Chris’ talk sparked the curiosity in me to learn more about Providend, and their mission. I found their story on how they started out in trying to change the industry admirable. I felt their strong convictions in fighting for what is right, despite numerous pushback from the industry. I had seen how passionate Chris was in writing about various topics such as why term insurance and low-cost funds should apply to most people, and responding patiently to the barrage of external disagreements. What I had been advocating casually to friends over the past few years, Providend was doing it at full scale and made it their life mission and purpose. Slowly and unknowingly, I became a die-hard fan of the company, rooting for them in every step of their journey.
While looking back, I thought about the many similarities between this story and my personal romantic courtship (that is for another day). It starts with admiration from afar, coupled with self-doubt whether I’m good enough to be part of their journey. Neither my education nor my profession was in related fields, hence what qualifications do I have that can even be considered? Where do I even start to get to know the folks there? All these uncertainties held back any concrete plans and actions that I needed to take.
At the same time, I was progressing relatively well in my career, having the opportunity to work overseas and being on track to becoming an overseas Country Manager for Singapore Airlines. The many experiences gained along the way was invaluable to my professional and personal growth. The chance to live as an expatriate in countries such as Indonesia and Australia was an added bonus, not to mention the attractive benefits that the company provided.

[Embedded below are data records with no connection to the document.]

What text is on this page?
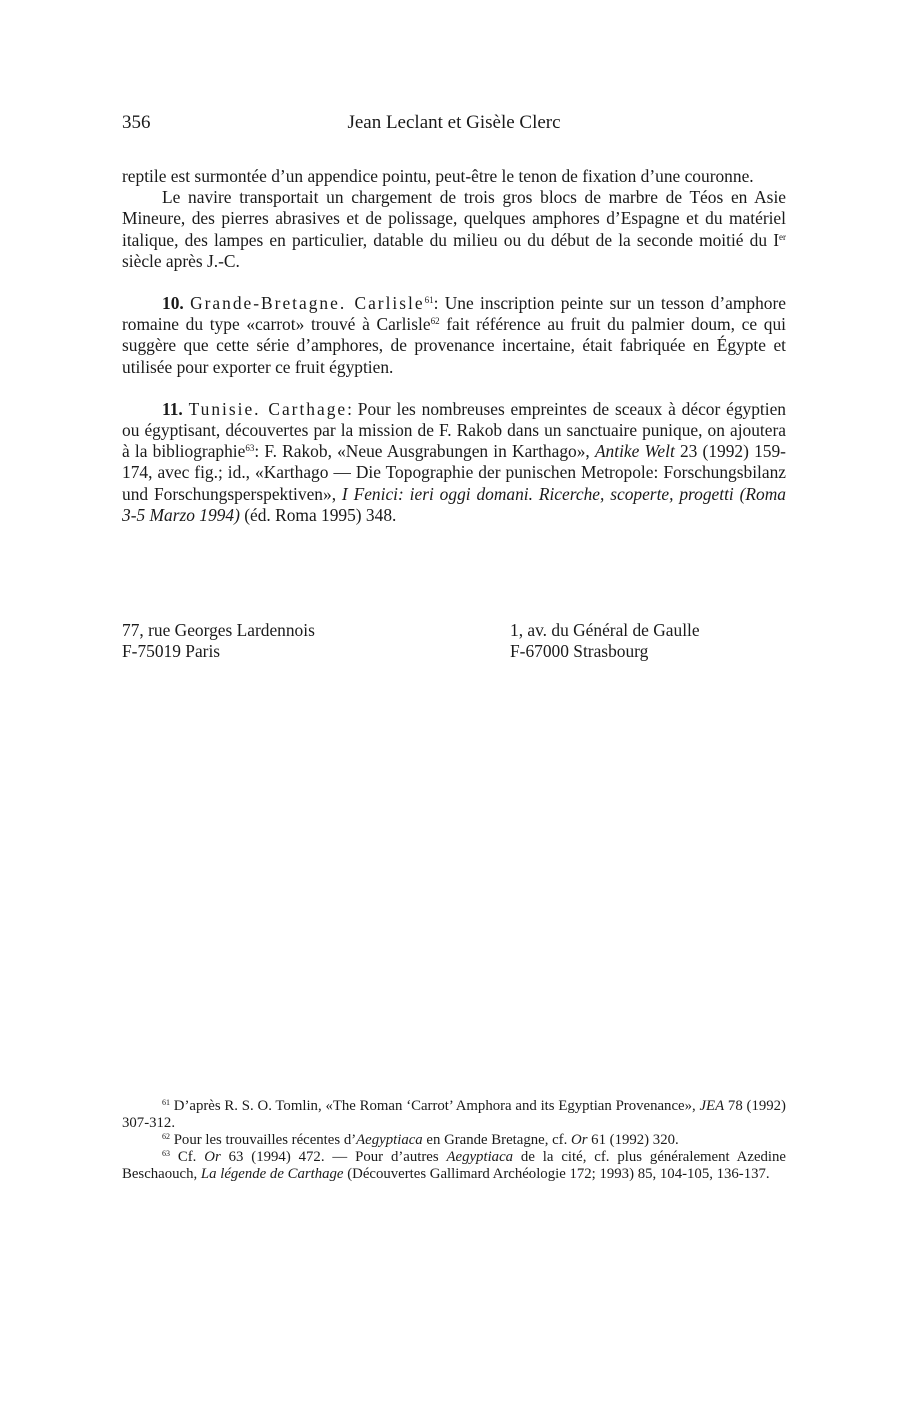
356	Jean Leclant et Gisèle Clerc

reptile est surmontée d’un appendice pointu, peut-être le tenon de fixation d’une couronne.

Le navire transportait un chargement de trois gros blocs de marbre de Téos en Asie Mineure, des pierres abrasives et de polissage, quelques amphores d’Espagne et du matériel italique, des lampes en particulier, datable du milieu ou du début de la seconde moitié du Ier siècle après J.-C.

10. Grande-Bretagne. Carlisle$^{61}$: Une inscription peinte sur un tesson d’amphore romaine du type «carrot» trouvé à Carlisle$^{62}$ fait référence au fruit du palmier doum, ce qui suggère que cette série d’amphores, de provenance incertaine, était fabriquée en Égypte et utilisée pour exporter ce fruit égyptien.

11. Tunisie. Carthage: Pour les nombreuses empreintes de sceaux à décor égyptien ou égyptisant, découvertes par la mission de F. Rakob dans un sanctuaire punique, on ajoutera à la bibliographie$^{63}$: F. Rakob, «Neue Ausgrabungen in Karthago», Antike Welt 23 (1992) 159-174, avec fig.; id., «Karthago — Die Topographie der punischen Metropole: Forschungsbilanz und Forschungsperspektiven», I Fenici: ieri oggi domani. Ricerche, scoperte, progetti (Roma 3-5 Marzo 1994) (éd. Roma 1995) 348.

77, rue Georges Lardennois
F-75019 Paris
1, av. du Général de Gaulle
F-67000 Strasbourg

$^{61}$ D’après R. S. O. Tomlin, «The Roman ‘Carrot’ Amphora and its Egyptian Provenance», JEA 78 (1992) 307-312.

$^{62}$ Pour les trouvailles récentes d’Aegyptiaca en Grande Bretagne, cf. Or 61 (1992) 320.

$^{63}$ Cf. Or 63 (1994) 472. — Pour d’autres Aegyptiaca de la cité, cf. plus généralement Azedine Beschaouch, La légende de Carthage (Découvertes Gallimard Archéologie 172; 1993) 85, 104-105, 136-137.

Although life seems to go well so far, I couldn’t shake off the idea that I could be going after my dreams in something that I’m immensely passionate about, in a firm that I admire deeply. It was not until a couple of years back that I gave serious thought about what I need to do to pursue what I love. As Chris often also say, we should first make a life decision and decide on our purpose, then allowing that purpose to guide our financial decisions. And that purpose of doing what I love and making a significant impact on people’s lives was more important than the traditional definition of career success. I wanted to do something that really mattered to me.

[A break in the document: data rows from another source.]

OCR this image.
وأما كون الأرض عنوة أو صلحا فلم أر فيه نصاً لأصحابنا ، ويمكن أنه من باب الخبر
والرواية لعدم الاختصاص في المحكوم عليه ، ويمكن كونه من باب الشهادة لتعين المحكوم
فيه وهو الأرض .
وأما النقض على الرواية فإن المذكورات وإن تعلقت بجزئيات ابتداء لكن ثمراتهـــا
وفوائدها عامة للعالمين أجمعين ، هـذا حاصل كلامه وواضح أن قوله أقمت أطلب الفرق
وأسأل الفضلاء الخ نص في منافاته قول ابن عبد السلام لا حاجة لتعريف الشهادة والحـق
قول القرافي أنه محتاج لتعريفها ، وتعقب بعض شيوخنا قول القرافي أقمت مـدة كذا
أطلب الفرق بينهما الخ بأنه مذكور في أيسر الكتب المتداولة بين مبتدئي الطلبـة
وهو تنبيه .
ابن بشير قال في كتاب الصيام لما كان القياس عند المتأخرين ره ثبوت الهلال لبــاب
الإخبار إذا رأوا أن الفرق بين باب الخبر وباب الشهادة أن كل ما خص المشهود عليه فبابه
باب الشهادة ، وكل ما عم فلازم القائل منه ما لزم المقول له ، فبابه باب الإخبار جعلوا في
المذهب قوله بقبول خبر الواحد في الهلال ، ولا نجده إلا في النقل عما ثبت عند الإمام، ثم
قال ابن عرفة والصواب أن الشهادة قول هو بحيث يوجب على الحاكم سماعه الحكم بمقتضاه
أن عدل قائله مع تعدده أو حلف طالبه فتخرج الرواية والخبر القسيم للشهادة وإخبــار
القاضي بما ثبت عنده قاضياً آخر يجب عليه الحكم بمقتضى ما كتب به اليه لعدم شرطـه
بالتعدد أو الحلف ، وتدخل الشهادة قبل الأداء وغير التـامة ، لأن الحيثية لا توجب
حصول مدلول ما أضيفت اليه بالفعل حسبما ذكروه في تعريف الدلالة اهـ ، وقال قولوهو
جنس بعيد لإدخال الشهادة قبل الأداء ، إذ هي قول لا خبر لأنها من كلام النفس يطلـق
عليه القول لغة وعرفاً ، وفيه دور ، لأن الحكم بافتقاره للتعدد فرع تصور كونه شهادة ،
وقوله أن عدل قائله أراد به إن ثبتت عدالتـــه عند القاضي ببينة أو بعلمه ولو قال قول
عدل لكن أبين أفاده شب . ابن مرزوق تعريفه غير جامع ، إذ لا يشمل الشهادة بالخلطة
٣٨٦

From there, I developed a 3-part roadmap for myself to get to where I wanted to be. The first was to ensure that I had enough financially to take care of any uncertainties that might come along in a life-changing decision. The next was to embark on a Certified Financial Planner (CFP) self-study programme to upskill my professional knowledge and credentials in the industry. And the last was to find a way to reach out to Providend, to have them consider my desire to be part of their family. And this last step was filled with the most uncertainties. What if I was rejected? Would I see myself as a failure? If that happens, should I give up or persist? Like any love story, facing the possibility of rejection is never easy but I understood that it is also an inevitable part of the process if it is truly important. Regret was also probably a bigger fear that I had than possible rejection.
Thankfully, it all worked out well and I was fortunate enough to be offered the opportunity to join as a Client Adviser. Like any relationship, getting together is just the beginning. It will take continuous and deliberate effort and hard work to develop myself further, so as to make a positive impact and keep the passion going.